If you are using a brand-new server, you can use the following shell to automatically install this project.
curl -sSL https://raw.githubusercontent.com/LLMKira/Openaibot/main/deploy.sh | bash
# Install Voice dependencies
apt install ffmpeg
# Install RabbitMQ
docker pull rabbitmq:3.10-management
docker run -d -p 5672:5672 -p 15672:15672 \
-e RABBITMQ_DEFAULT_USER=admin \
-e RABBITMQ_DEFAULT_PASS=8a8a8a \
--hostname myRabbit \
--name rabbitmq \
rabbitmq:3.10-management
docker ps -l
# Install Project
git clone https://github.com/LlmKira/Openaibot/
cd Openaibot
pip install pdm
pdm install -G bot
cp .env.exp .env && nano .env
# Test
pdm run python3 start_sender.py
pdm run python3 start_receiver.py
# Host
apt install npm
npm install pm2 -g
pm2 start pm2.json
Be sure to change the default password for the command, or disable open ports to prevent the database from being scanned and attacked.
Build Hub: sudoskys/llmbot
Note that if you run this project using Docker, you will start Redis, MongoDB, and RabbitMQ. But if you're running locally, just RabbitMQ
git clone https://github.com/LlmKira/Openaibot.git
cd Openaibot
cp .env.exp .env&&nano .env
docker-compose -f docker-compose.yml up -d
The Docker configuration file docker-compose.yml
contains all databases. In fact, Redis and MongoDB are not required.
You can remove these databases yourself and use the local file system.

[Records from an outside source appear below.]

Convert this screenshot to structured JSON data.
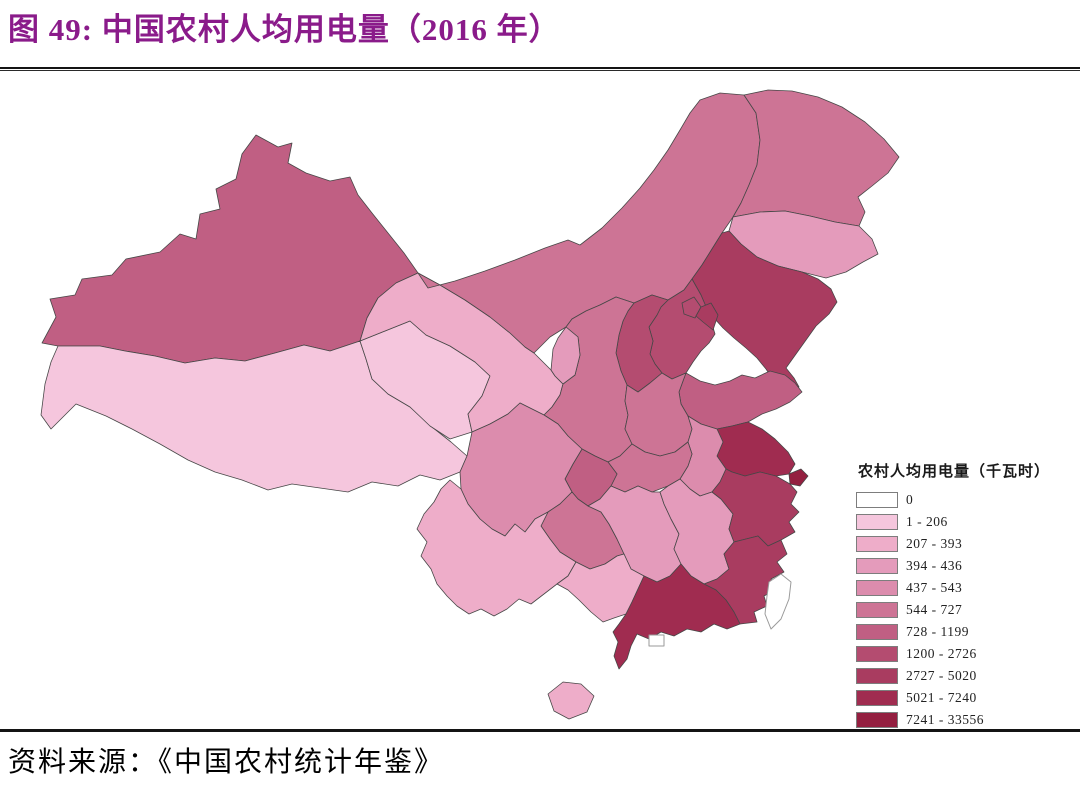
{
  "figure": {
    "title": "图 49:  中国农村人均用电量（2016 年）",
    "title_color": "#8a1b8a",
    "source": "资料来源：《中国农村统计年鉴》"
  },
  "legend": {
    "title": "农村人均用电量（千瓦时）",
    "items": [
      {
        "label": "0",
        "color": "#ffffff"
      },
      {
        "label": "1 - 206",
        "color": "#f5c6dd"
      },
      {
        "label": "207 - 393",
        "color": "#eeadc9"
      },
      {
        "label": "394 - 436",
        "color": "#e49bbb"
      },
      {
        "label": "437 - 543",
        "color": "#dc8cad"
      },
      {
        "label": "544 - 727",
        "color": "#cd7495"
      },
      {
        "label": "728 - 1199",
        "color": "#c05f83"
      },
      {
        "label": "1200 - 2726",
        "color": "#b44c70"
      },
      {
        "label": "2727 - 5020",
        "color": "#a93c60"
      },
      {
        "label": "5021 - 7240",
        "color": "#a02c50"
      },
      {
        "label": "7241 - 33556",
        "color": "#941f40"
      }
    ]
  },
  "map": {
    "type": "choropleth",
    "region": "China provinces",
    "year": "2016",
    "border_color": "#474747",
    "provinces": [
      {
        "id": "xinjiang",
        "name": "新疆",
        "range": "728 - 1199"
      },
      {
        "id": "xizang",
        "name": "西藏",
        "range": "1 - 206"
      },
      {
        "id": "qinghai",
        "name": "青海",
        "range": "1 - 206"
      },
      {
        "id": "gansu",
        "name": "甘肃",
        "range": "207 - 393"
      },
      {
        "id": "neimenggu",
        "name": "内蒙古",
        "range": "544 - 727"
      },
      {
        "id": "ningxia",
        "name": "宁夏",
        "range": "394 - 436"
      },
      {
        "id": "shaanxi",
        "name": "陕西",
        "range": "544 - 727"
      },
      {
        "id": "shanxi",
        "name": "山西",
        "range": "1200 - 2726"
      },
      {
        "id": "hebei",
        "name": "河北",
        "range": "1200 - 2726"
      },
      {
        "id": "beijing",
        "name": "北京",
        "range": "1200 - 2726"
      },
      {
        "id": "tianjin",
        "name": "天津",
        "range": "2727 - 5020"
      },
      {
        "id": "shandong",
        "name": "山东",
        "range": "728 - 1199"
      },
      {
        "id": "henan",
        "name": "河南",
        "range": "544 - 727"
      },
      {
        "id": "heilongjiang",
        "name": "黑龙江",
        "range": "544 - 727"
      },
      {
        "id": "jilin",
        "name": "吉林",
        "range": "394 - 436"
      },
      {
        "id": "liaoning",
        "name": "辽宁",
        "range": "2727 - 5020"
      },
      {
        "id": "jiangsu",
        "name": "江苏",
        "range": "5021 - 7240"
      },
      {
        "id": "shanghai",
        "name": "上海",
        "range": "7241 - 33556"
      },
      {
        "id": "zhejiang",
        "name": "浙江",
        "range": "2727 - 5020"
      },
      {
        "id": "anhui",
        "name": "安徽",
        "range": "437 - 543"
      },
      {
        "id": "hubei",
        "name": "湖北",
        "range": "544 - 727"
      },
      {
        "id": "chongqing",
        "name": "重庆",
        "range": "728 - 1199"
      },
      {
        "id": "sichuan",
        "name": "四川",
        "range": "437 - 543"
      },
      {
        "id": "guizhou",
        "name": "贵州",
        "range": "544 - 727"
      },
      {
        "id": "hunan",
        "name": "湖南",
        "range": "394 - 436"
      },
      {
        "id": "jiangxi",
        "name": "江西",
        "range": "394 - 436"
      },
      {
        "id": "fujian",
        "name": "福建",
        "range": "2727 - 5020"
      },
      {
        "id": "guangdong",
        "name": "广东",
        "range": "5021 - 7240"
      },
      {
        "id": "guangxi",
        "name": "广西",
        "range": "207 - 393"
      },
      {
        "id": "yunnan",
        "name": "云南",
        "range": "207 - 393"
      },
      {
        "id": "hainan",
        "name": "海南",
        "range": "207 - 393"
      },
      {
        "id": "taiwan",
        "name": "台湾",
        "range": "0"
      },
      {
        "id": "xianggang",
        "name": "香港",
        "range": "0"
      }
    ]
  }
}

Update image using docker-compose pull
.
Use docker exec -it llmbot /bin/bash
to view Shell in Docker, enter exit
to exit.
clear - Deletes chat records
login - Login to the bot
help - Displays documentation
chat - Conversation
task - Use a function to converse
ask - Disable function-based conversations
tool - Lists all functions
auth - Authorize a function
env - Environment variables of the function
learn - Learn your instructions, /learn reset to clear
Refer to the example plugins in the plugins
directory and
the 🧀 Plugin Development Document for plugin development documentation.

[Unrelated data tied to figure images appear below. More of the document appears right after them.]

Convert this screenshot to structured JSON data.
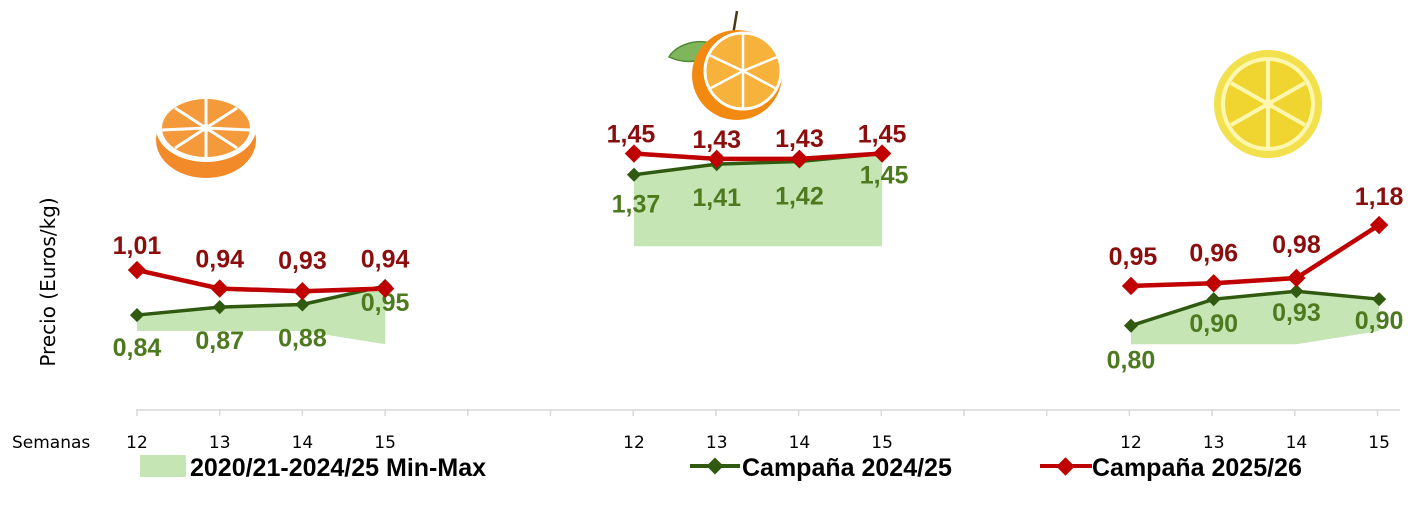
{
  "chart_data": {
    "type": "line",
    "ylabel": "Precio (Euros/kg)",
    "xlabel": "Semanas",
    "categories": [
      "12",
      "13",
      "14",
      "15"
    ],
    "colors": {
      "range": "#c6e5b4",
      "campana_2425": "#2f5a0f",
      "campana_2526": "#c00000"
    },
    "legend": {
      "position": "bottom",
      "range_label": "2020/21-2024/25 Min-Max",
      "series_2425_label": "Campaña 2024/25",
      "series_2526_label": "Campaña 2025/26"
    },
    "panels": [
      {
        "fruit_icon": "orange-half-icon",
        "range_min": [
          0.78,
          0.78,
          0.78,
          0.73
        ],
        "range_max": [
          0.84,
          0.87,
          0.88,
          0.95
        ],
        "series_2425": {
          "values": [
            0.84,
            0.87,
            0.88,
            0.95
          ],
          "labels": [
            "0,84",
            "0,87",
            "0,88",
            "0,95"
          ]
        },
        "series_2526": {
          "values": [
            1.01,
            0.94,
            0.93,
            0.94
          ],
          "labels": [
            "1,01",
            "0,94",
            "0,93",
            "0,94"
          ]
        }
      },
      {
        "fruit_icon": "mandarin-icon",
        "range_min": [
          1.1,
          1.1,
          1.1,
          1.1
        ],
        "range_max": [
          1.37,
          1.41,
          1.42,
          1.45
        ],
        "series_2425": {
          "values": [
            1.37,
            1.41,
            1.42,
            1.45
          ],
          "labels": [
            "1,37",
            "1,41",
            "1,42",
            "1,45"
          ]
        },
        "series_2526": {
          "values": [
            1.45,
            1.43,
            1.43,
            1.45
          ],
          "labels": [
            "1,45",
            "1,43",
            "1,43",
            "1,45"
          ]
        }
      },
      {
        "fruit_icon": "lemon-slice-icon",
        "range_min": [
          0.73,
          0.73,
          0.73,
          0.78
        ],
        "range_max": [
          0.8,
          0.9,
          0.93,
          0.9
        ],
        "series_2425": {
          "values": [
            0.8,
            0.9,
            0.93,
            0.9
          ],
          "labels": [
            "0,80",
            "0,90",
            "0,93",
            "0,90"
          ]
        },
        "series_2526": {
          "values": [
            0.95,
            0.96,
            0.98,
            1.18
          ],
          "labels": [
            "0,95",
            "0,96",
            "0,98",
            "1,18"
          ]
        }
      }
    ]
  }
}
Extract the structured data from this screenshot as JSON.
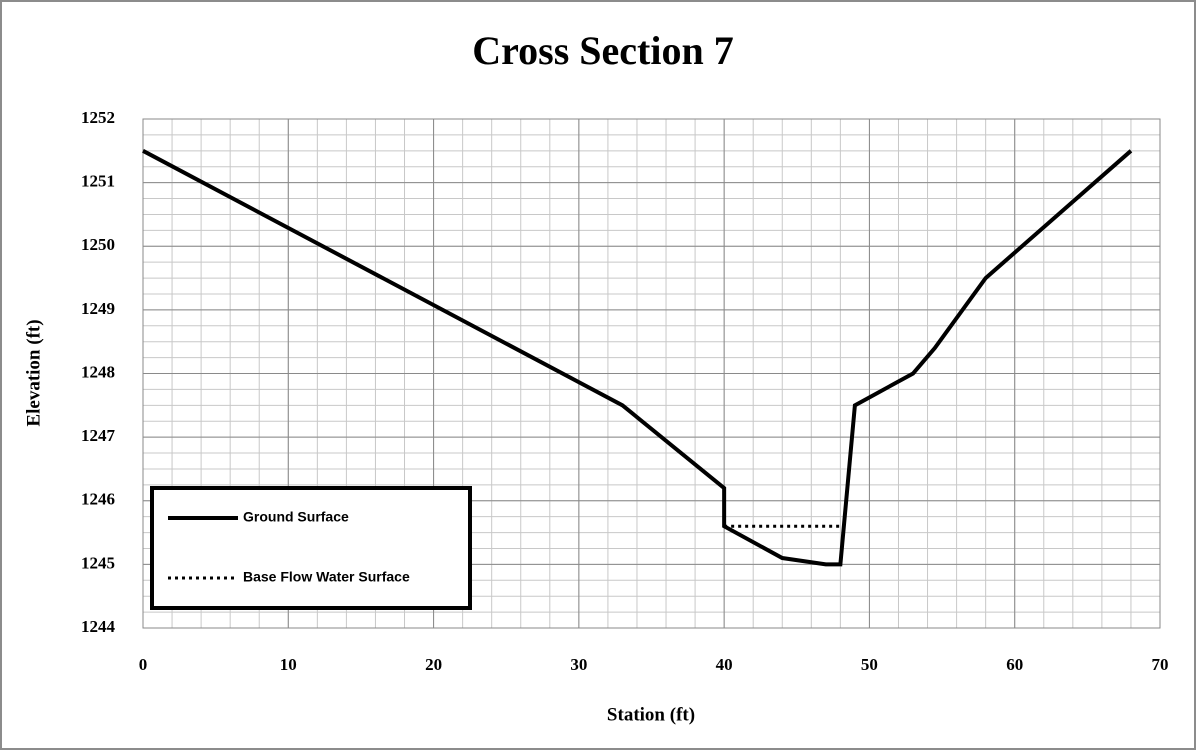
{
  "chart_data": {
    "type": "line",
    "title": "Cross Section 7",
    "xlabel": "Station (ft)",
    "ylabel": "Elevation (ft)",
    "series": [
      {
        "name": "Ground Surface",
        "color": "#000000",
        "style": "solid",
        "x": [
          0,
          33,
          40,
          40,
          44,
          47,
          48,
          49,
          53,
          54.5,
          58,
          68
        ],
        "values": [
          1251.5,
          1247.5,
          1246.2,
          1245.6,
          1245.1,
          1245.0,
          1245.0,
          1247.5,
          1248.0,
          1248.4,
          1249.5,
          1251.5
        ]
      },
      {
        "name": "Base Flow Water Surface",
        "color": "#000000",
        "style": "dotted",
        "x": [
          40,
          48
        ],
        "values": [
          1245.6,
          1245.6
        ]
      }
    ],
    "xlim": [
      0,
      70
    ],
    "xticks": [
      0,
      10,
      20,
      30,
      40,
      50,
      60,
      70
    ],
    "ylim": [
      1244,
      1252
    ],
    "yticks": [
      1244,
      1245,
      1246,
      1247,
      1248,
      1249,
      1250,
      1251,
      1252
    ],
    "grid": true,
    "minor_grid": {
      "x": 2,
      "y": 0.25
    },
    "legend": "lower left"
  }
}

Hooks control the EventMessage in sender and receiver. For example, we have voice_hook
in built-in hooks.
you can enable it by setting VOICE_REPLY_ME=true
in .env
.
/env VOICE_REPLY_ME=yes
# must
/env REECHO_VOICE_KEY=<key in dev.reecho.ai>
# not must
use /env VOICE_REPLY_ME=NONE
to disable this env.
check the source code in llmkira/extra/voice_hook.py
, learn to write your own hooks.
This project, named OpenAiBot, signifying "Open Artificial Intelligence Robot", is not officially affiliated with OpenAI.